Building a 21st Century Economic Framework
Why have policymakers failed to keep up with the latest economic trends?
October 1, 2008
Indeed, three competing 20th century economic doctrines embraced by most Western policymakers today are conservative neoclassical, liberal neoclassical and neo-Keynesian economic doctrines.
One of the most important principles of neoclassical economics is that it is the accumulation of capital which spurs economic growth. On this point, people in both the conservative and liberal neoclassical economic camps agree.
But they diverge in the ways they seek to spur capital formation. Conservative neoclassicalists (often called supply-siders) advocate spurring capital formation in the private sector by cutting taxes on income and wealth.
In contrast, liberal neoclassicalists recommend spurring capital formation by having the government run budget surpluses (or reduce deficits) and/or by helping low-income people save.
Adherents of the third prevailing economic doctrine, neo-Keynesianism, stress the importance of having the federal government ensure aggregate economic demand by increasing government spending, and ensuring that the fruits of economic growth are fairly distributed.
In his classic 1776 book, An Inquiry into the Nature and Causes of the Wealth of Nations, Adam Smith argued that there were three major inputs to the production process: land, labor and capital.
In today’s New Economy, a fourth input now significantly outweighs these other three — knowledge. The fall of the Berlin Wall in 1989 triggered more than just “a flat earth,” in Tom Friedman’s terms.
The ensuing globalization accompanied and spurred a shift from the mass production, corporate managed economy to a knowledge-based entrepreneurial economy.
As innovation and entrepreneurship replace mass-production and large capital-intensive factories as the engine of growth, jobs and competitiveness, economic policy must also shift from its old economy concern of stimulating consumer demand (while restraining the market power of oligopolies) to the new economy concern of boosting innovation and productivity.
In what has become widely known and accepted as the “new growth theory,” knowledge has been explicitly recognized as a crucial factor generating economic growth.
In the new knowledge economy, knowledgeable people, including creative entrepreneurs, skilled shop-floor workers, cutting-edge researchers, innovative managers and digital-savvy “prosumers” are the drivers of growth.
The new realities of global, knowledge-based economy in the 21st century require a new approach to national economic policy.

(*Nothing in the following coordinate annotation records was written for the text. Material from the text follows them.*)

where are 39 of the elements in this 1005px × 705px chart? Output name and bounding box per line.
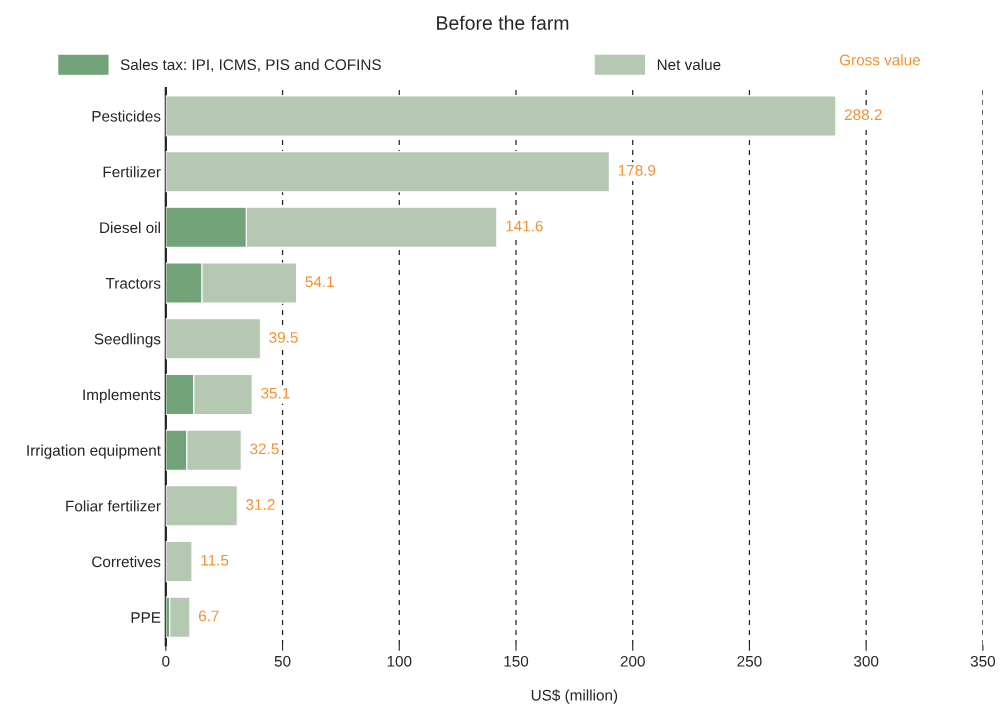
annotation: 288.2 <box>844 109 882 121</box>
annotation: 178.9 <box>618 164 656 176</box>
y-tick-label: Seedlings <box>94 333 161 348</box>
bar <box>165 151 610 193</box>
y-tick-label: Foliar fertilizer <box>66 500 161 512</box>
bar <box>165 540 193 583</box>
x-tick-label: 350 <box>970 655 996 667</box>
annotation: 35.1 <box>261 387 290 399</box>
annotation: 6.7 <box>198 610 219 622</box>
y-tick-label: PPE <box>131 612 161 623</box>
x-tick-label: 300 <box>854 655 879 667</box>
x-tick-label: 150 <box>504 655 529 667</box>
x-tick-label: 0 <box>162 655 170 667</box>
y-tick-label: Irrigation equipment <box>27 444 161 459</box>
y-tick-label: Fertilizer <box>103 166 161 178</box>
x-tick-label: 50 <box>274 655 291 667</box>
x-tick-label: 250 <box>737 655 762 667</box>
bar <box>165 95 837 137</box>
y-tick-label: Pesticides <box>92 110 161 122</box>
x-tick-label: 200 <box>620 655 645 667</box>
y-tick-label: Implements <box>83 388 161 404</box>
x-tick-label: 100 <box>387 655 412 667</box>
bar <box>165 318 261 360</box>
annotation: 54.1 <box>305 276 334 288</box>
y-tick-label: Diesel oil <box>100 221 160 234</box>
legend-label: Net value <box>657 58 721 71</box>
annotation: 32.5 <box>250 443 279 455</box>
annotation: 11.5 <box>201 554 229 566</box>
annotation: 141.6 <box>506 220 543 232</box>
chart-title: Before the farm <box>437 15 569 30</box>
y-tick-label: Tractors <box>105 278 161 289</box>
annotation: 31.2 <box>246 499 275 510</box>
y-tick-label: Corretives <box>92 556 161 568</box>
annotation: 39.5 <box>269 332 298 343</box>
legend-label: Sales tax: IPI, ICMS, PIS and COFINS <box>120 58 381 72</box>
bar <box>165 485 238 527</box>
x-axis-title: US$ (million) <box>531 689 618 704</box>
text: Gross value <box>839 54 921 66</box>
bar <box>169 596 191 638</box>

It is based more on smart support for the building blocks of innovation and entrepreneurship — and less on capital accumulation, budget surpluses or social spending.
Without an economic theory and doctrine that match the new realities, it will be very hard for policymakers to take the steps needed to foster economic growth.
Fortunately, a new theory and narrative of economic growth based on an explicit effort to understand and model how innovation occurs has emerged in the last decade.
This new economic doctrine on the block — called “innovation economics” — reformulates the traditional model of economic growth so that knowledge, technology, entrepreneurship and innovation are positioned at the center of the model — rather than seen as independent forces that are largely unaffected by policy.
Innovation economics — also called “new institutional economics,” “new growth economics,” “endogenous growth theory,” “evolutionary economics” and “neo-Schumpeterian economics” — is based on two fundamental tenets.
One is that the major goal of economic policy should be to spur higher productivity and greater innovation.
Second, markets relying on price signals alone will always be less effective than smart public-private partnerships in spurring higher productivity and greater innovation.
If it wants to meet the challenges of the future, the United States needs an economic framework that supports the new economy — and innovation economics is it.
Leading economists increasingly acknowledge that without change, the U.S. economy cannot grow, that increases in knowledge and competition drive growth and change — and that the government has a key role to play in that process.
In short, they are saying that the best macroeconomic policies are institutional policies — support for research, innovation, skill building and digital transformation, all within an environment of competitive markets.
Editor’s Note: Part II of this Globalist Paper — in which Mr. Atkinson examines how the different economic doctrines view trade and globalization — will be published on The Globalist tomorrow.
Takeaways
In what has become widely known and accepted as the "new growth theory," knowledge has been explicitly recognized as a crucial factor in generating economic growth.
The new realities of the global, knowledge-based economy in the 21st century require a new approach to national economic policy.
If it wants to meet the challenges of the future, the United States needs an economic framework that supports the new economy — and innovation economics is it.
Without an economic theory and doctrine that match the new realities, it will be very hard for policymakers to take the steps needed to foster economic growth.